39 pages • 1 hour read
“I am aware that his account of Franklin’s career differs in many respects from the accounts of later historians. This I cannot explain but it seems reasonable to believe that statements made by one who lived on terms of such intimacy with this great man should be more trustworthy than those written by later scholars.”
The author, Robert Lawson, or at least Lawson’s persona, endorses Amos’s narrative and argues for its likely truthfulness and reliability. By writing and signing his name to the foreword, Lawson adds to the novel’s realism; it’s as though a real person’s belief in the validity of a text penned by a mouse about his friendship with Benjamin Franklin makes it more apt to be real.

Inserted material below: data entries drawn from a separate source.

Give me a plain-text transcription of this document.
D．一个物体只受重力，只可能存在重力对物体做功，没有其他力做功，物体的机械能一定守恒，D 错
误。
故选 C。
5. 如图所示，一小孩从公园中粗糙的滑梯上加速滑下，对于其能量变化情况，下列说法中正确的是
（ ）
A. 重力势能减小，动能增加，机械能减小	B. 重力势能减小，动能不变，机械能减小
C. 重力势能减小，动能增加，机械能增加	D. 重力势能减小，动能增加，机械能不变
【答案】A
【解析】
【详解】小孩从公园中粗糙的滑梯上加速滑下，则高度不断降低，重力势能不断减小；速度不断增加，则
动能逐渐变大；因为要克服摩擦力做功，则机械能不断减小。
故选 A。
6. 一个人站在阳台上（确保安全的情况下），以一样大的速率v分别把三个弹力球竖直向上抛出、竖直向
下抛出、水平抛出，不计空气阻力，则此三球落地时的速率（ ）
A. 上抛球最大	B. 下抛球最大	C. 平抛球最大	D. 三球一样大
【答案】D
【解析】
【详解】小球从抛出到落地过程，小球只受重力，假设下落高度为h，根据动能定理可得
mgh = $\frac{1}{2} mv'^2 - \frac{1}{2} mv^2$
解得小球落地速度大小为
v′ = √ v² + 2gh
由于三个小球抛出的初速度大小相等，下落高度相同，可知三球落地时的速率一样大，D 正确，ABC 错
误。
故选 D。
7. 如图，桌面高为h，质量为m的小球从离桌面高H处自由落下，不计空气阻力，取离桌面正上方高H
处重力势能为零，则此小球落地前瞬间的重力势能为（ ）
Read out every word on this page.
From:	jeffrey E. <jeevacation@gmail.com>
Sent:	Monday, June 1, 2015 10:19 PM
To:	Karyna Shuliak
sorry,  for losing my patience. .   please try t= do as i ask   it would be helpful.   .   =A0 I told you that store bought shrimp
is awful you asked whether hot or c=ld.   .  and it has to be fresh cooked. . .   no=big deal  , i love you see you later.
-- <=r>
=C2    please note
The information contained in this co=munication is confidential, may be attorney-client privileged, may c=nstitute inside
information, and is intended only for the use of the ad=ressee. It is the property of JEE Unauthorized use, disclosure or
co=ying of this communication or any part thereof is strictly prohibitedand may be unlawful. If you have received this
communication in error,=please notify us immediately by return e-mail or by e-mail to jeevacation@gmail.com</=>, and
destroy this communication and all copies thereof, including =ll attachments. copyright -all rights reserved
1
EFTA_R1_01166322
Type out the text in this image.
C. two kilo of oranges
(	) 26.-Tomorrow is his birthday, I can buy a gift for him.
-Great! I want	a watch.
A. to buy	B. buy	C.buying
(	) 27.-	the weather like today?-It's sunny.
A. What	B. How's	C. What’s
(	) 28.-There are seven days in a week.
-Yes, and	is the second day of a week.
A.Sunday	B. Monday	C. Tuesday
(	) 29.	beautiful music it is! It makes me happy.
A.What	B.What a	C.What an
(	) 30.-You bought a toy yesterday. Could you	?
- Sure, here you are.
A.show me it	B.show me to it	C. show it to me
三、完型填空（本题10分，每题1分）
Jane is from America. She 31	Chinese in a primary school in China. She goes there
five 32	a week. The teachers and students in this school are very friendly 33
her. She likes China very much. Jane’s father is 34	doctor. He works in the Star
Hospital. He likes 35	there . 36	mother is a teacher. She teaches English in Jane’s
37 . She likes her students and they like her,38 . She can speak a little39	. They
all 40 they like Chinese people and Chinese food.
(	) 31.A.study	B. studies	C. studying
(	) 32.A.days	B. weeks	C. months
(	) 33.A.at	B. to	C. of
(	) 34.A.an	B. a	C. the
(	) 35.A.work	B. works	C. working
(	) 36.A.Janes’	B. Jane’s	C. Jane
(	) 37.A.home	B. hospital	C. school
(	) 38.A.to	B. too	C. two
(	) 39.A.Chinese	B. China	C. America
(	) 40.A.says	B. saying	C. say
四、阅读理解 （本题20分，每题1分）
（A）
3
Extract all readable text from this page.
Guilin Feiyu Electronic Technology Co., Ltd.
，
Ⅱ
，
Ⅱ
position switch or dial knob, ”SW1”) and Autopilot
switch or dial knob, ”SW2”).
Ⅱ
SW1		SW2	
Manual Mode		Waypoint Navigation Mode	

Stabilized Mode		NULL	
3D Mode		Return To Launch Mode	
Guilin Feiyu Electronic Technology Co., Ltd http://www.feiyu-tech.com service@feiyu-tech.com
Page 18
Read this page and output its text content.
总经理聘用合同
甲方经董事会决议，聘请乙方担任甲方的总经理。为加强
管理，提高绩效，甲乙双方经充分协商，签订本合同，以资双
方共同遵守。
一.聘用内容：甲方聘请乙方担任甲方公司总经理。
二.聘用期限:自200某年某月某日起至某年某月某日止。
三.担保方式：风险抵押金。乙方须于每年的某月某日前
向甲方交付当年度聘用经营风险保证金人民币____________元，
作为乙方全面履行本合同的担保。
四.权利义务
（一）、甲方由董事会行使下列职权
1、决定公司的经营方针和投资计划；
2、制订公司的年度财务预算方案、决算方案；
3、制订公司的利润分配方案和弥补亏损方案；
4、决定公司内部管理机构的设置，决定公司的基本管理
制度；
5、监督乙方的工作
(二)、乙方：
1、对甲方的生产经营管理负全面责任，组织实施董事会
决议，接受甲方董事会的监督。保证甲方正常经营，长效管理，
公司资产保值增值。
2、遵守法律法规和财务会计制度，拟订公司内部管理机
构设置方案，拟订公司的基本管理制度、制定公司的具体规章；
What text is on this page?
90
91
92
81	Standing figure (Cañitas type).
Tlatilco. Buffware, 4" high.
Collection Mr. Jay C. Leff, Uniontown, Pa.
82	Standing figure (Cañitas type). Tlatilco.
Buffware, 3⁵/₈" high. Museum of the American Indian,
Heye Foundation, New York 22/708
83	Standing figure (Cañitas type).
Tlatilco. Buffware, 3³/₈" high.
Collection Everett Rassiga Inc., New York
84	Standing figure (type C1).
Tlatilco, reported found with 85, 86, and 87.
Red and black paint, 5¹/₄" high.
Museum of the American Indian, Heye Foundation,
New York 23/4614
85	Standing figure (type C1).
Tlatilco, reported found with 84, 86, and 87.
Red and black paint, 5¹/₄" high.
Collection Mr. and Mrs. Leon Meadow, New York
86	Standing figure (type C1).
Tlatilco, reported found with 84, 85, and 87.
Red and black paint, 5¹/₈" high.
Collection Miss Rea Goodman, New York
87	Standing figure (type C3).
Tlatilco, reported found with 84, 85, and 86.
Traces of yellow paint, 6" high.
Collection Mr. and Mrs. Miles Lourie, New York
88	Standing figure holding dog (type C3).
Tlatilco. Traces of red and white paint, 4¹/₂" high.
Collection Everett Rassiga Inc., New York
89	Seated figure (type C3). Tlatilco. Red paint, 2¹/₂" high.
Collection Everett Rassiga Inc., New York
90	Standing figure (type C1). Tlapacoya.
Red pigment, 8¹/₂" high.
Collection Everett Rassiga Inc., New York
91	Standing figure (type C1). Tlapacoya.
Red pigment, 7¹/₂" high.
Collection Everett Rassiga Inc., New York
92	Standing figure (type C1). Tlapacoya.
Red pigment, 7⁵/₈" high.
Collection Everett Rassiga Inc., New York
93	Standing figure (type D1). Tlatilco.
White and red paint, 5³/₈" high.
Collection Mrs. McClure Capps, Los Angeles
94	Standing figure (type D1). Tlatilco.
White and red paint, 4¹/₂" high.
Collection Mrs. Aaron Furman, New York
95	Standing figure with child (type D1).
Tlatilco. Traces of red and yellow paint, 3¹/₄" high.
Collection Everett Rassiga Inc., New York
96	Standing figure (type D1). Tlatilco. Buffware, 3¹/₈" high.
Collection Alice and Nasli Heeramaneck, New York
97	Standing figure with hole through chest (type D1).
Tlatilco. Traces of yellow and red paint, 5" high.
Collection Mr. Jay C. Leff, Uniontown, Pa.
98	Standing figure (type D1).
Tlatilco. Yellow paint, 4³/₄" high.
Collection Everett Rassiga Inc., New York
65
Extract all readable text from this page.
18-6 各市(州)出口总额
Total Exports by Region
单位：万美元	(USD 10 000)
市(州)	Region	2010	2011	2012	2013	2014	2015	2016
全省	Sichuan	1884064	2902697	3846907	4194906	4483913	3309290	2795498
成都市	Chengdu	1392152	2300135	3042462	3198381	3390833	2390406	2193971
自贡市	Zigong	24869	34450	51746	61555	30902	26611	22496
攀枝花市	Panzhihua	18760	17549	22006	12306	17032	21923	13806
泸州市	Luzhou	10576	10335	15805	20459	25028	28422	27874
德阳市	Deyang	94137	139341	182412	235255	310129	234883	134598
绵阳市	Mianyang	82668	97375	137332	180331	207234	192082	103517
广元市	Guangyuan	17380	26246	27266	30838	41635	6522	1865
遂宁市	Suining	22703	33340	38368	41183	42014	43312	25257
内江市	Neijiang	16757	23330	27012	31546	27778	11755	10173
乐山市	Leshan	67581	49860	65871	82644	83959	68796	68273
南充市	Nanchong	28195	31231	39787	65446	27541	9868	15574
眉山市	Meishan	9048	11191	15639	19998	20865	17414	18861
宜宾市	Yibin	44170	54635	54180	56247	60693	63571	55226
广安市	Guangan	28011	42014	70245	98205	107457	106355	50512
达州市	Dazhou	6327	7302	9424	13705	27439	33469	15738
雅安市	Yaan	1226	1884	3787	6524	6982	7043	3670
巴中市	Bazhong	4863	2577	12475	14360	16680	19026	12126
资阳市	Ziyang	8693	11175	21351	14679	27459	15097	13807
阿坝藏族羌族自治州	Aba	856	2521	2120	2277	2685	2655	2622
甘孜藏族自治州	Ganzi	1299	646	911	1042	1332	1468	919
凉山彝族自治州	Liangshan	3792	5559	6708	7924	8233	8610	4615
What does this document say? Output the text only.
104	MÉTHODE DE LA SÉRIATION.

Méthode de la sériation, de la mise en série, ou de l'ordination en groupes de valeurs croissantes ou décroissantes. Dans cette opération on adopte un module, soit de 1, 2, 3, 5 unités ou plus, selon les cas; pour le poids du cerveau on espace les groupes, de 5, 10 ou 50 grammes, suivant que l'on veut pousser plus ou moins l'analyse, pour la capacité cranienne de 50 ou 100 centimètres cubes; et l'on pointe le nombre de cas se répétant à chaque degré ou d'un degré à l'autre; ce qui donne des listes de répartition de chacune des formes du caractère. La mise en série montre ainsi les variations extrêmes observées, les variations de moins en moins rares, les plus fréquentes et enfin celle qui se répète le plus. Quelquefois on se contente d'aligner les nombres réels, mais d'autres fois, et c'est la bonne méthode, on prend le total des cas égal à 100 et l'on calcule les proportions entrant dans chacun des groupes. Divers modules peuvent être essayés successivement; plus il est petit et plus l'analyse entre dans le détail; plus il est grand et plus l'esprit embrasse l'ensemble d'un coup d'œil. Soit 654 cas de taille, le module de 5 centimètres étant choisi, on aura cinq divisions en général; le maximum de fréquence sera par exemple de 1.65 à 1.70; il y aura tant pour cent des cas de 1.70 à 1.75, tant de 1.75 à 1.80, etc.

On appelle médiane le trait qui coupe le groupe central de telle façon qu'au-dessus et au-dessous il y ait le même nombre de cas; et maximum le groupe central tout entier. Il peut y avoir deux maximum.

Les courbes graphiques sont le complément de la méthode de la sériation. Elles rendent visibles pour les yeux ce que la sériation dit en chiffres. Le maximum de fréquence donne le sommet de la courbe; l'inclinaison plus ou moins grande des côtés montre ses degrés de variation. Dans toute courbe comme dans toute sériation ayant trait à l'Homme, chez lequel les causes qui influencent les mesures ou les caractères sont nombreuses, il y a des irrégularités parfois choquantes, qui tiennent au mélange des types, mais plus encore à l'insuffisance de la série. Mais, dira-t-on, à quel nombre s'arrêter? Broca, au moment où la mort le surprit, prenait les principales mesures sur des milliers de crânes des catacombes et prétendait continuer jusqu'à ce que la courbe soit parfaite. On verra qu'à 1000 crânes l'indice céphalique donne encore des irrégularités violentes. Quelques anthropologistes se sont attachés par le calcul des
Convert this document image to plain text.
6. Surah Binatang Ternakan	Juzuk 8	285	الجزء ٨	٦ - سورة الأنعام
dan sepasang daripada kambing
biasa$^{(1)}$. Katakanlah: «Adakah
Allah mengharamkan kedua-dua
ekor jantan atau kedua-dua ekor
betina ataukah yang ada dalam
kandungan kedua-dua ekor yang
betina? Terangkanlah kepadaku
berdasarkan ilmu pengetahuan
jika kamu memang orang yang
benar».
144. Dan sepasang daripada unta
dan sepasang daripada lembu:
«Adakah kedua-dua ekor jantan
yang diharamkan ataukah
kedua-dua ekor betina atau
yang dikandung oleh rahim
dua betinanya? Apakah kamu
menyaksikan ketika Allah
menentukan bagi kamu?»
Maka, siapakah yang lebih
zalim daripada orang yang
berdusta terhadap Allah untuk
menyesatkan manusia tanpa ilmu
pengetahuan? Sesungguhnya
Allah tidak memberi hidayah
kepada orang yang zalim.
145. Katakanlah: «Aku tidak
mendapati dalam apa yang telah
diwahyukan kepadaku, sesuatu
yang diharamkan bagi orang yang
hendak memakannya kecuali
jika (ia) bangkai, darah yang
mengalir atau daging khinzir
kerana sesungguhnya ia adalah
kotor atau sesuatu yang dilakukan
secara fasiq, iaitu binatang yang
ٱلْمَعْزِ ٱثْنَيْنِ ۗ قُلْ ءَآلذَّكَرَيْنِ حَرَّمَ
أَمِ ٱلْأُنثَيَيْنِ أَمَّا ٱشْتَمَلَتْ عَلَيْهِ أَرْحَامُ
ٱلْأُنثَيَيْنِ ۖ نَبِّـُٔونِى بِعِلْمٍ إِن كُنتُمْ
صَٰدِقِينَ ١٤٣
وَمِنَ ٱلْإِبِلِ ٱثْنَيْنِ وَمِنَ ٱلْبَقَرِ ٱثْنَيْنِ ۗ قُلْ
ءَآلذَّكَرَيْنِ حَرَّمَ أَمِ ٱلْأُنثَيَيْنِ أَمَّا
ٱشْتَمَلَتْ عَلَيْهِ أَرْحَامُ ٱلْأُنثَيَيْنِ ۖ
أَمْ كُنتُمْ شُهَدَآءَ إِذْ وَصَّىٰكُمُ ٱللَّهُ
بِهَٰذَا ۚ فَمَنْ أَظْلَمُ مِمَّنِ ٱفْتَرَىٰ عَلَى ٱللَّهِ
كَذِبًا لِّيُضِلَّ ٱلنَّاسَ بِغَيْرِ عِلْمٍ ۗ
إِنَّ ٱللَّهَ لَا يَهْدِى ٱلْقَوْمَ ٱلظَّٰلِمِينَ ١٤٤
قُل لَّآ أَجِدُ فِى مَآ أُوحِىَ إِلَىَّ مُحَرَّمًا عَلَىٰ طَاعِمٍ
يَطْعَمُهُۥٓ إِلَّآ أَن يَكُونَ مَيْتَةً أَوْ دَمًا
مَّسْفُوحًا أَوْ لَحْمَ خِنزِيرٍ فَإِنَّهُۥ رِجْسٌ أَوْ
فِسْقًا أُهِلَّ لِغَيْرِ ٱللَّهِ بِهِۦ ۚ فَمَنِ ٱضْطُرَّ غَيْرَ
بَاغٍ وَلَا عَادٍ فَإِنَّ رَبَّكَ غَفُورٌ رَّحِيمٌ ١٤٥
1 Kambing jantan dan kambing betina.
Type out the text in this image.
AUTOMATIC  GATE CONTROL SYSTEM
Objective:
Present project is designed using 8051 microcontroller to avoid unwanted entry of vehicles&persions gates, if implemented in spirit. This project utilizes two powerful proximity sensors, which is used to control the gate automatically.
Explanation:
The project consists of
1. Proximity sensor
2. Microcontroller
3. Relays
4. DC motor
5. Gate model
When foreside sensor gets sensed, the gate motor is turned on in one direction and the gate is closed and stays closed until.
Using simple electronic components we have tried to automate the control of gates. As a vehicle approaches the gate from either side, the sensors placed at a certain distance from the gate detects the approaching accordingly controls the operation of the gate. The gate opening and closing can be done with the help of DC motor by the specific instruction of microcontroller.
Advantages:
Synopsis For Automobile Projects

It suggests that texts can be truthful without being true and that the narrative is as truthful as any biography of a “hero” can be.
“Since the recent death of my lamented friend and patron Ben Franklin, many so-called historians have attempted to write accounts of his life and his achievements. Most of these are wrong in so many respects that I feel the time has now come for me to take pen in paw and set things right.”
This line helps to establish the success of the public persona Ben builds as well as characterize Amos. Earlier in his life, Amos told Ben that “fame and honors are nothing” (16) to him and permitted Ben to take full credit for the Franklin Stove. Years later, however, when Amos writes this narrative, he wants to “set things right,” as he says. Perhaps he is tired of receiving no credit, and his pride compels him to “see justice done” (2), though Ben is not alive to refute these claims. This line establishes an ambiguity in Amos’s character because his desire to tell the truth contradicts his earlier complacency regarding who gets “credit” for Ben’s achievements.